Miranda's Project Guide

Project: PlainText Pal Category: Web Development (Flask) + Anthropic Last updated: April 18

Note: This guide reflects the latest state of your project repo. It may not match the most up-to-date version if you've worked since.

Where You Are

Your MVP is mostly working. app.py routes are clean. pal.py has a real Anthropic integration with JSON parsing, fenced-block extraction, and fallbacks — the thoughtfulness in _extract_json_object (three parsing strategies) is impressive.

What's left: the readability stats your spec mentions, some edge-case polish, and a nicer results page. We'll also split pal.py a bit so your handwritten logic is separate from the library call.

Project Structure

Your project splits into two kinds of code:

Business logic — you handwrite this. The JSON parser in pal.py (three fallback strategies — your design), the readability stats in stats.py (your metric choices: average sentence length, long-sentence count, complex-word count). This is what makes PlainText Pal different from raw Claude.
Library / view code — agent-assisted is fine. The Anthropic API call itself, Flask routes, HTML templates.

Target layout by Thursday:

final-project-MirandaMireles/
├── app.py                  ← Flask routes — agent-assisted OK
├── pal.py                  ← LLM call + JSON parser (mixed — see below)
├── stats.py                ← readability stats — handwrite (NEW, yours to own)
├── pyproject.toml
├── templates/              ← HTML — agent-assisted OK
└── static/

About pal.py — it's mixed on purpose. The call to Anthropic is library code. The prompt content and the JSON parsing are yours. A reasonable rule: if you need to look up Anthropic SDK docs to understand a line, that's library code. If you designed the line, that's business logic.

Why the split? From Lecture 1: The MVP — on demo day the interesting question is "how do you handle Claude returning malformed JSON?" or "what readability metrics do you show and why?" Those answers live in pal.py's parser and stats.py.

stats.py should not import flask or anthropic. Pure text processing.

Phase 1: Build `stats.py` (readability metrics)

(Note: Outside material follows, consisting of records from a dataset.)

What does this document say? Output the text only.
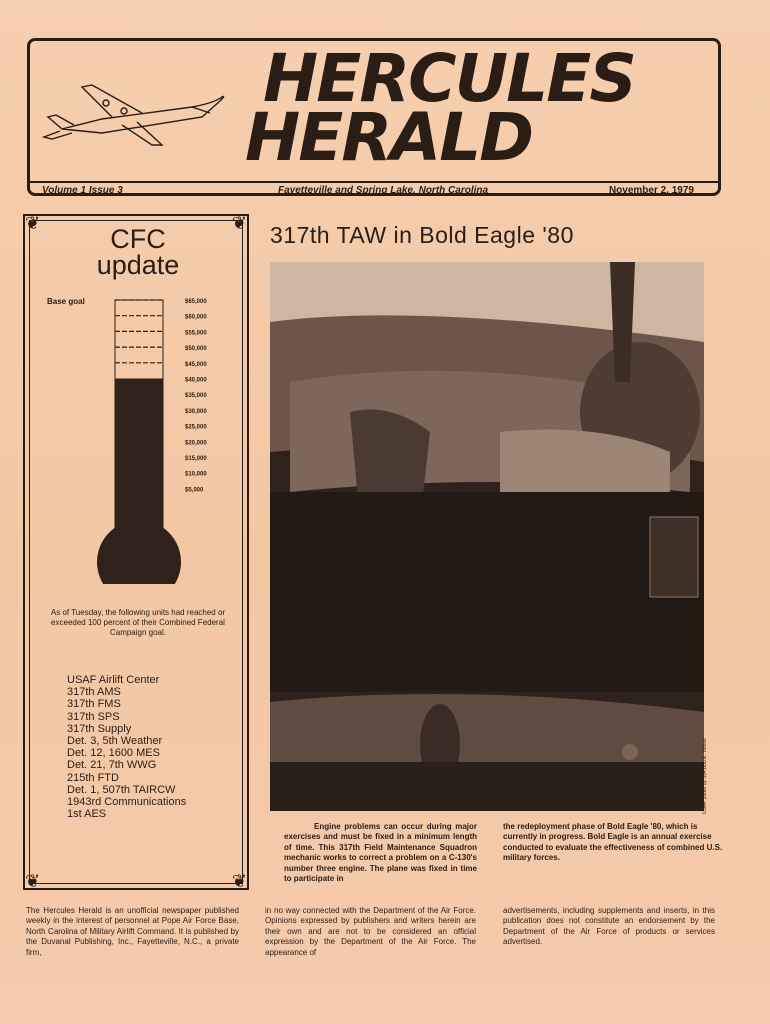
HERCULES
HERALD
Volume 1 Issue 3	Fayetteville and Spring Lake, North Carolina	November 2, 1979
❦	❦
❦	❦
CFC
update
Base goal	$65,000
$60,000
$55,000
$50,000
$45,000
$40,000
$35,000
$30,000
$25,000
$20,000
$15,000
$10,000
$5,000
As of Tuesday, the following units had reached or exceeded 100 percent of their Combined Federal Campaign goal.
USAF Airlift Center
317th AMS
317th FMS
317th SPS
317th Supply
Det. 3, 5th Weather
Det. 12, 1600 MES
Det. 21, 7th WWG
215th FTD
Det. 1, 507th TAIRCW
1943rd Communications
1st AES
317th TAW in Bold Eagle '80
USAF photo by SrA Bob E. Tobias
Engine problems can occur during major exercises and must be fixed in a minimum length of time. This 317th Field Maintenance Squadron mechanic works to correct a problem on a C-130's number three engine. The plane was fixed in time to participate in
the redeployment phase of Bold Eagle '80, which is currently in progress. Bold Eagle is an annual exercise conducted to evaluate the effectiveness of combined U.S. military forces.
The Hercules Herald is an unofficial newspaper published weekly in the interest of personnel at Pope Air Force Base, North Carolina of Military Airlift Command. It is published by the Duvanal Publishing, Inc., Fayetteville, N.C., a private firm,
in no way connected with the Department of the Air Force. Opinions expressed by publishers and writers herein are their own and are not to be considered an official expression by the Department of the Air Force. The appearance of
advertisements, including supplements and inserts, in this publication does not constitute an endorsement by the Department of the Air Force of products or services advertised.
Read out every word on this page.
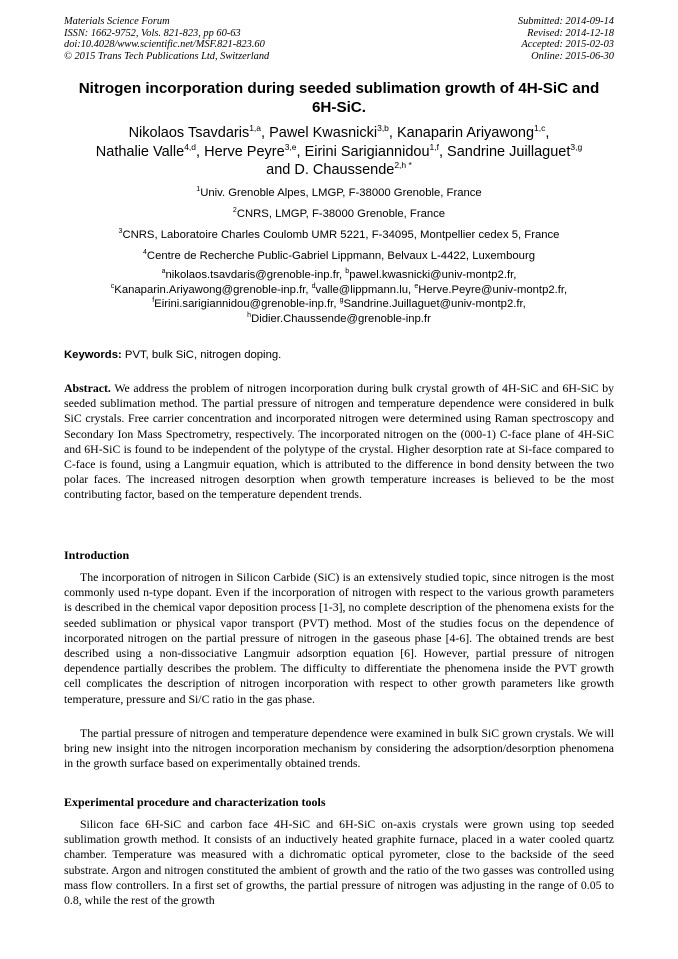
Materials Science Forum
ISSN: 1662-9752, Vols. 821-823, pp 60-63
doi:10.4028/www.scientific.net/MSF.821-823.60
© 2015 Trans Tech Publications Ltd, Switzerland
Submitted: 2014-09-14
Revised: 2014-12-18
Accepted: 2015-02-03
Online: 2015-06-30
Nitrogen incorporation during seeded sublimation growth of 4H-SiC and
6H-SiC.
Nikolaos Tsavdaris$^{1,a}$, Pawel Kwasnicki$^{3,b}$, Kanaparin Ariyawong$^{1,c}$,
Nathalie Valle$^{4,d}$, Herve Peyre$^{3,e}$, Eirini Sarigiannidou$^{1,f}$, Sandrine Juillaguet$^{3,g}$
and D. Chaussende$^{2,h *}$
$^1$Univ. Grenoble Alpes, LMGP, F-38000 Grenoble, France
$^2$CNRS, LMGP, F-38000 Grenoble, France
$^3$CNRS, Laboratoire Charles Coulomb UMR 5221, F-34095, Montpellier cedex 5, France
$^4$Centre de Recherche Public-Gabriel Lippmann, Belvaux L-4422, Luxembourg
$^a$nikolaos.tsavdaris@grenoble-inp.fr, $^b$pawel.kwasnicki@univ-montp2.fr,
$^c$Kanaparin.Ariyawong@grenoble-inp.fr, $^d$valle@lippmann.lu, $^e$Herve.Peyre@univ-montp2.fr,
$^f$Eirini.sarigiannidou@grenoble-inp.fr, $^g$Sandrine.Juillaguet@univ-montp2.fr,
$^h$Didier.Chaussende@grenoble-inp.fr
Keywords: PVT, bulk SiC, nitrogen doping.
Abstract. We address the problem of nitrogen incorporation during bulk crystal growth of 4H-SiC and 6H-SiC by seeded sublimation method. The partial pressure of nitrogen and temperature dependence were considered in bulk SiC crystals. Free carrier concentration and incorporated nitrogen were determined using Raman spectroscopy and Secondary Ion Mass Spectrometry, respectively. The incorporated nitrogen on the (000-1) C-face plane of 4H-SiC and 6H-SiC is found to be independent of the polytype of the crystal. Higher desorption rate at Si-face compared to C-face is found, using a Langmuir equation, which is attributed to the difference in bond density between the two polar faces. The increased nitrogen desorption when growth temperature increases is believed to be the most contributing factor, based on the temperature dependent trends.
Introduction

The incorporation of nitrogen in Silicon Carbide (SiC) is an extensively studied topic, since nitrogen is the most commonly used n-type dopant. Even if the incorporation of nitrogen with respect to the various growth parameters is described in the chemical vapor deposition process [1-3], no complete description of the phenomena exists for the seeded sublimation or physical vapor transport (PVT) method. Most of the studies focus on the dependence of incorporated nitrogen on the partial pressure of nitrogen in the gaseous phase [4-6]. The obtained trends are best described using a non-dissociative Langmuir adsorption equation [6]. However, partial pressure of nitrogen dependence partially describes the problem. The difficulty to differentiate the phenomena inside the PVT growth cell complicates the description of nitrogen incorporation with respect to other growth parameters like growth temperature, pressure and Si/C ratio in the gas phase.

The partial pressure of nitrogen and temperature dependence were examined in bulk SiC grown crystals. We will bring new insight into the nitrogen incorporation mechanism by considering the adsorption/desorption phenomena in the growth surface based on experimentally obtained trends.

Experimental procedure and characterization tools

Silicon face 6H-SiC and carbon face 4H-SiC and 6H-SiC on-axis crystals were grown using top seeded sublimation growth method. It consists of an inductively heated graphite furnace, placed in a water cooled quartz chamber. Temperature was measured with a dichromatic optical pyrometer, close to the backside of the seed substrate. Argon and nitrogen constituted the ambient of growth and the ratio of the two gasses was controlled using mass flow controllers. In a first set of growths, the partial pressure of nitrogen was adjusting in the range of 0.05 to 0.8, while the rest of the growth
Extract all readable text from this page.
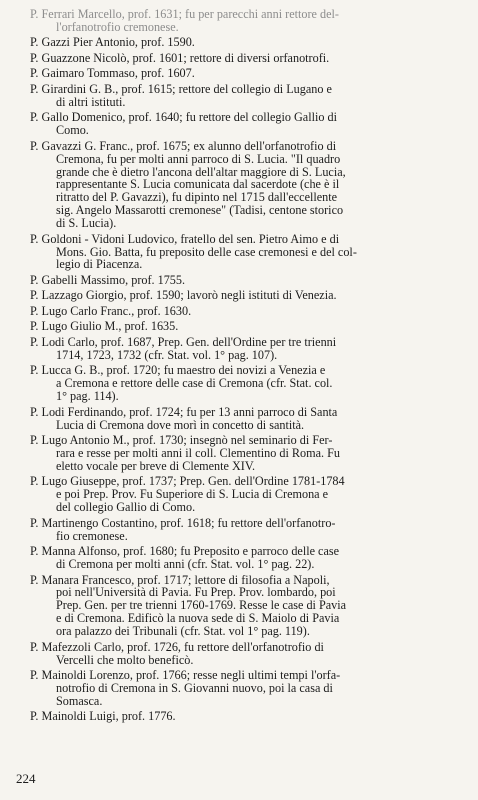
P. Ferrari Marcello, prof. 1631; fu per parecchi anni rettore del-
l'orfanotrofio cremonese.
P. Gazzi Pier Antonio, prof. 1590.
P. Guazzone Nicolò, prof. 1601; rettore di diversi orfanotrofi.
P. Gaimaro Tommaso, prof. 1607.
P. Girardini G. B., prof. 1615; rettore del collegio di Lugano e
di altri istituti.
P. Gallo Domenico, prof. 1640; fu rettore del collegio Gallio di
Como.
P. Gavazzi G. Franc., prof. 1675; ex alunno dell'orfanotrofio di
Cremona, fu per molti anni parroco di S. Lucia. "Il quadro
grande che è dietro l'ancona dell'altar maggiore di S. Lucia,
rappresentante S. Lucia comunicata dal sacerdote (che è il
ritratto del P. Gavazzi), fu dipinto nel 1715 dall'eccellente
sig. Angelo Massarotti cremonese" (Tadisi, centone storico
di S. Lucia).
P. Goldoni - Vidoni Ludovico, fratello del sen. Pietro Aimo e di
Mons. Gio. Batta, fu preposito delle case cremonesi e del col-
legio di Piacenza.
P. Gabelli Massimo, prof. 1755.
P. Lazzago Giorgio, prof. 1590; lavorò negli istituti di Venezia.
P. Lugo Carlo Franc., prof. 1630.
P. Lugo Giulio M., prof. 1635.
P. Lodi Carlo, prof. 1687, Prep. Gen. dell'Ordine per tre trienni
1714, 1723, 1732 (cfr. Stat. vol. 1° pag. 107).
P. Lucca G. B., prof. 1720; fu maestro dei novizi a Venezia e
a Cremona e rettore delle case di Cremona (cfr. Stat. col.
1° pag. 114).
P. Lodi Ferdinando, prof. 1724; fu per 13 anni parroco di Santa
Lucia di Cremona dove morì in concetto di santità.
P. Lugo Antonio M., prof. 1730; insegnò nel seminario di Fer-
rara e resse per molti anni il coll. Clementino di Roma. Fu
eletto vocale per breve di Clemente XIV.
P. Lugo Giuseppe, prof. 1737; Prep. Gen. dell'Ordine 1781-1784
e poi Prep. Prov. Fu Superiore di S. Lucia di Cremona e
del collegio Gallio di Como.
P. Martinengo Costantino, prof. 1618; fu rettore dell'orfanotro-
fio cremonese.
P. Manna Alfonso, prof. 1680; fu Preposito e parroco delle case
di Cremona per molti anni (cfr. Stat. vol. 1° pag. 22).
P. Manara Francesco, prof. 1717; lettore di filosofia a Napoli,
poi nell'Università di Pavia. Fu Prep. Prov. lombardo, poi
Prep. Gen. per tre trienni 1760-1769. Resse le case di Pavia
e di Cremona. Edificò la nuova sede di S. Maiolo di Pavia
ora palazzo dei Tribunali (cfr. Stat. vol 1° pag. 119).
P. Mafezzoli Carlo, prof. 1726, fu rettore dell'orfanotrofio di
Vercelli che molto beneficò.
P. Mainoldi Lorenzo, prof. 1766; resse negli ultimi tempi l'orfa-
notrofio di Cremona in S. Giovanni nuovo, poi la casa di
Somasca.
P. Mainoldi Luigi, prof. 1776.
224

Handwrite this yourself. Which metrics you show and how you compute long sentences and complex words — those are your product decisions. Readers will ask.

Objective

Your spec lists readability metrics (average sentence length, long sentence count, flagging complex words). Put them in a new stats.py file.

Instructions

Run uv add textstat
Create stats.py at the project root
Write get_readability_stats(text) that returns a dict with: flesch_ease, avg_sentence_length, long_sentences, complex_words
Write a helper _count_long_sentences(text, threshold) — textstat doesn't do this directly

Sample Output (what shows on the result page)

Readability Stats
  • Flesch Reading Ease: 62.3 (plain English)
  • Average Sentence Length: 18.4 words
  • Long sentences (>25 words): 3
  • Complex words: 12

Hints

The textstat functions:

# stats.py
import re
import textstat


def _count_long_sentences(text, threshold=25):
    sentences = re.split(r"[.!?]+", text)
    return sum(1 for s in sentences if len(s.split()) > threshold)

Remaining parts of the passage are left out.